Gary Bettman said in his online video interview with the Times that he hasn’t talked to the doctors at Boston University. I hope he does soon. I also hope he has spoken with Derek Boogaard’s family and friends to hear, really hear, about what his life was like. And with Paul Kariya, Eric Lindros, and Keith Primeau — in depth — or with any of a number of players who have had their careers ended early, about what life felt like after their injury, and what it feels like now. Or — in depth — with Sidney Crosby. As hard as it was in the 10 months of recovery after his injury — the pain and discomfort, the unknowns, the hopefulness, the crashing disappointments — now must be his darkest time. It was the sheer routineness of this latest hit. So invisible amid the action that observers assumed it must have been from a collision with his teammate Chris Kunitz. So routine it was only on replay: Crosby and Bruins player David Krejci yapping at each other from their player benches — what could’ve caused that? — then running the action backwards; Crosby and Krejci shoving at each other on the ice after the whistle — what could’ve caused that? — and backwards some more; Crosby skating toward the puck near the boards; Krejci, the puck in his skates, bent over, his back to Crosby; as Crosby bumps him, Krejci turns slightly, his left elbow striking Crosby in the visor. It was the kind of light blow that is exchanged without notice or consequence hundreds of times in a game. Krejci, in everything that follows, looks befuddled — Why is he so mad? What did I do? But knowing how he feels, Crosby knows.

If after 11 months this is all it takes …

I hope Bettman and Crosby have a good long talk.
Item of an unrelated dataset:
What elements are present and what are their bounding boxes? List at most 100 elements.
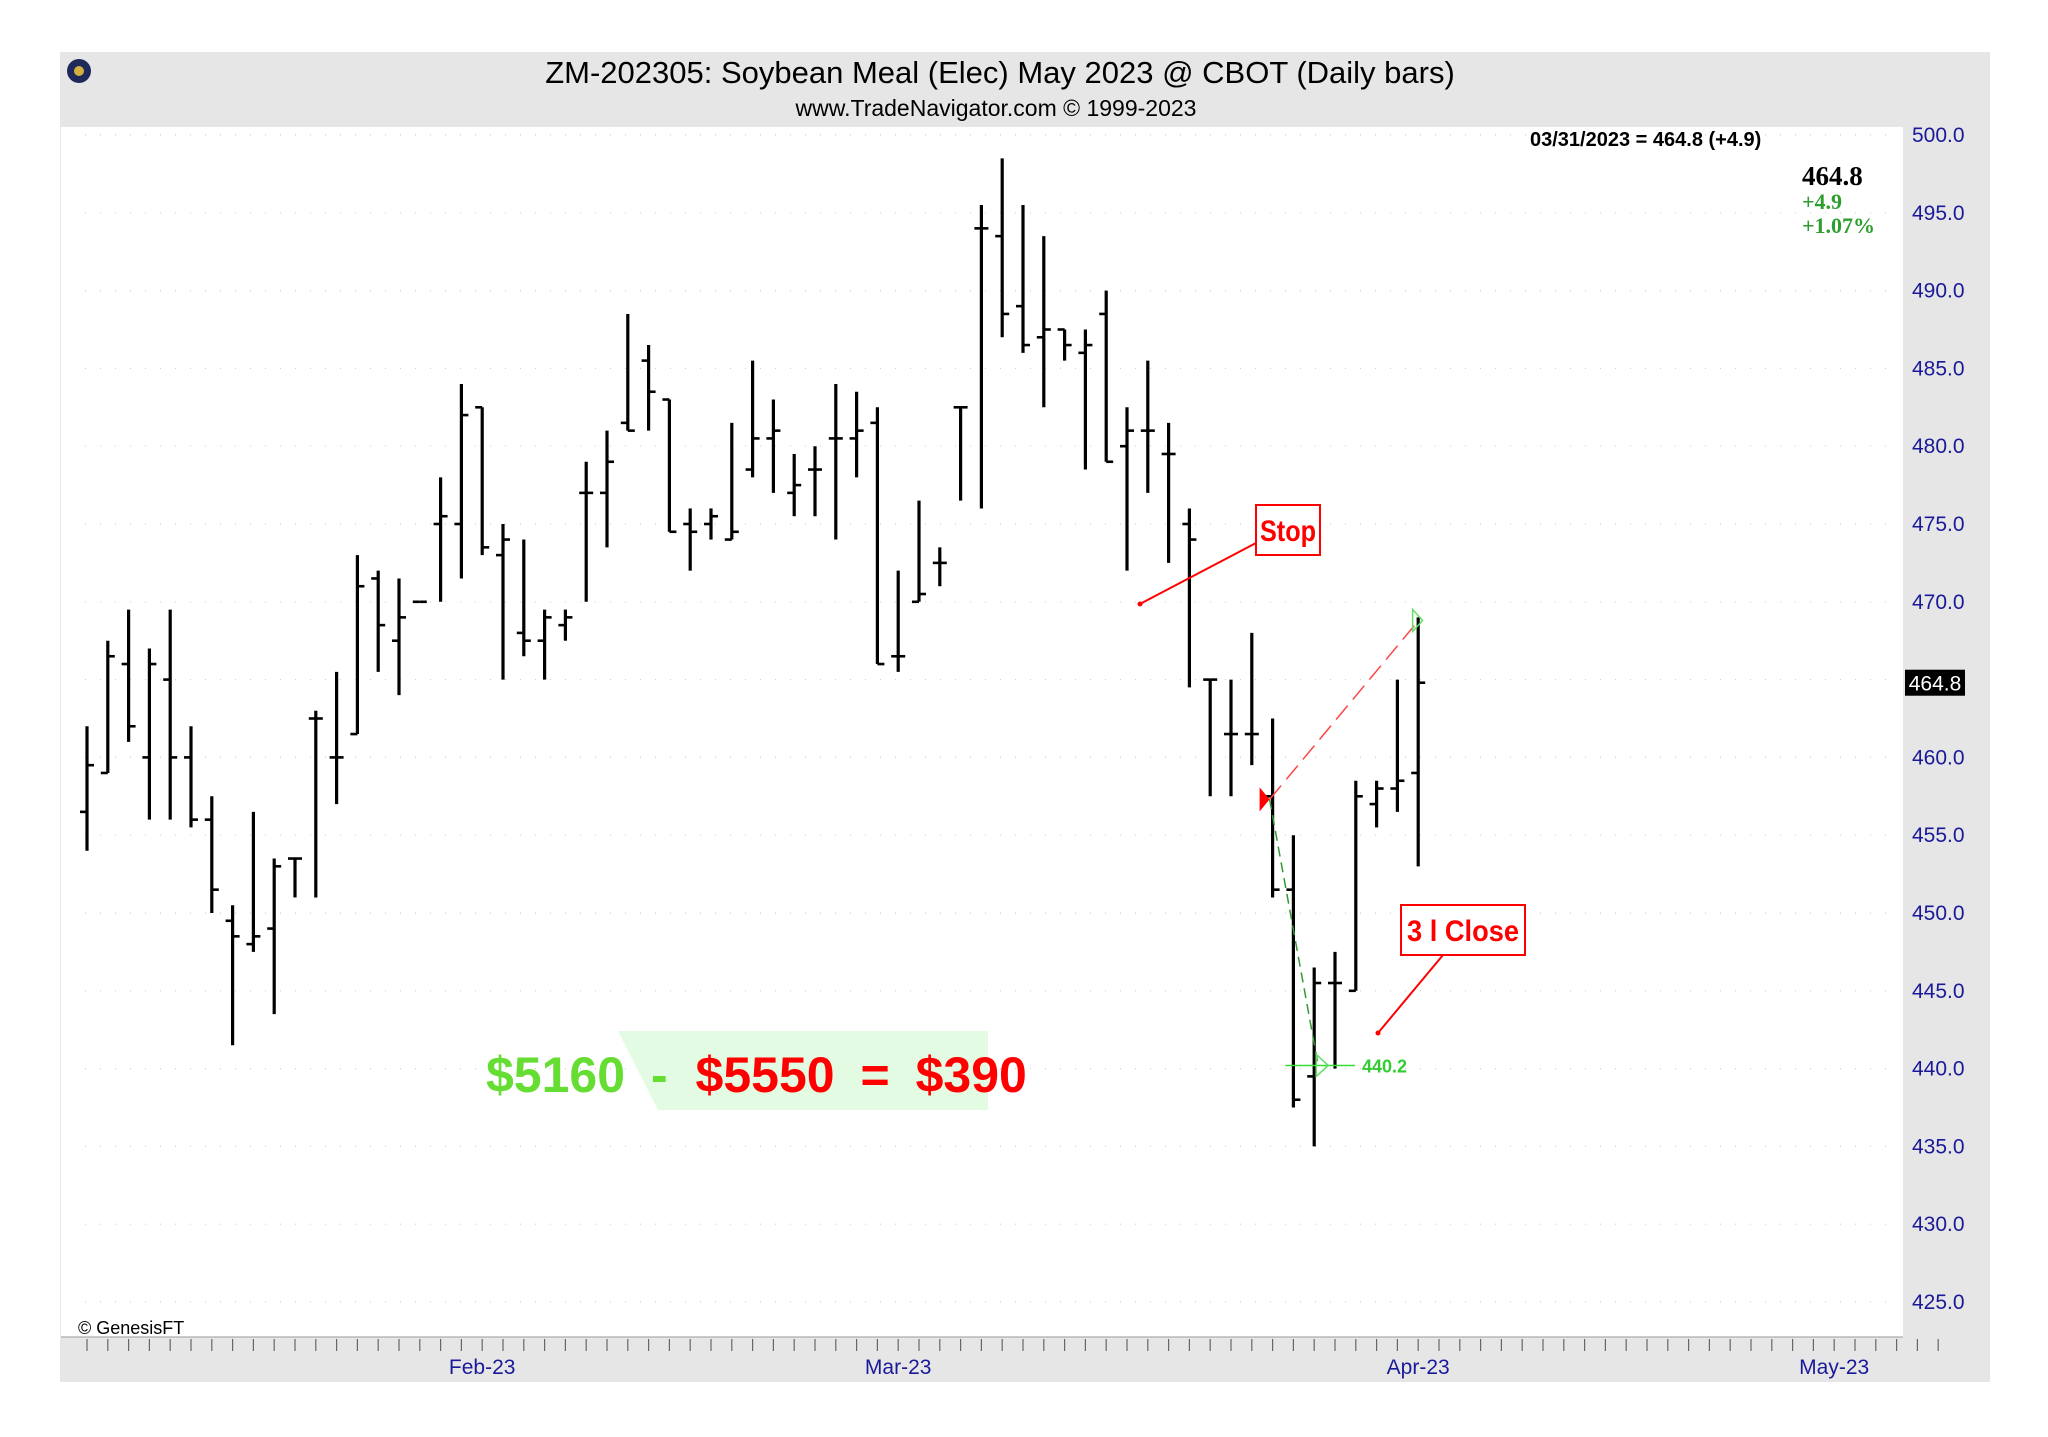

There are debates among doctors, now played out in the media, over the correlation between hockey’s blows to the head and CTE, between blows suffered now and a player’s long-term future. These debates will continue. But there can be no debate about the impact of those blows on players now. Almost every day there’s someone new — this week it’s star Flyers’ defenseman and tough guy Chris Pronger and his teammate Claude Giroux, the NHL’s leading scorer — both gone and for who knows how long. The debate about CTE is important, but it’s a distraction. The debate over fighting is a distraction. This is about head injuries. This is about what we can see. This is what we absolutely know. This is about now.

Bettman and the NHL cannot wait for science. They can’t hide behind science, using it as their shield. They must move, and move quickly, out of Stage 2 to Stage 3. No amount of well-modulated, reasonable- and responsible-sounding words change the fact that a hit to the head, whether by elbow, shoulder, or fist, is an attempt to injure that needs to result in expulsion or suspension. No amount of hopefulness and crossed fingers will change the fact that the NHL, like the NFL, must begin to imagine and introduce more “head-smart” ways to play. Bettman needs to be Bettman. We look back on those people 50 years ago who defended tobacco and asbestos and think, How could they be so stupid? Bettman and the NHL cannot wait for this generation of players to get old just so they can know for sure.

Ken Dryden is a Hall of Fame NHL goaltender and six-time Stanley Cup champion. He is also the former president of the Toronto Maple Leafs and a former member of the Parliament of Canada. He is the author of several books.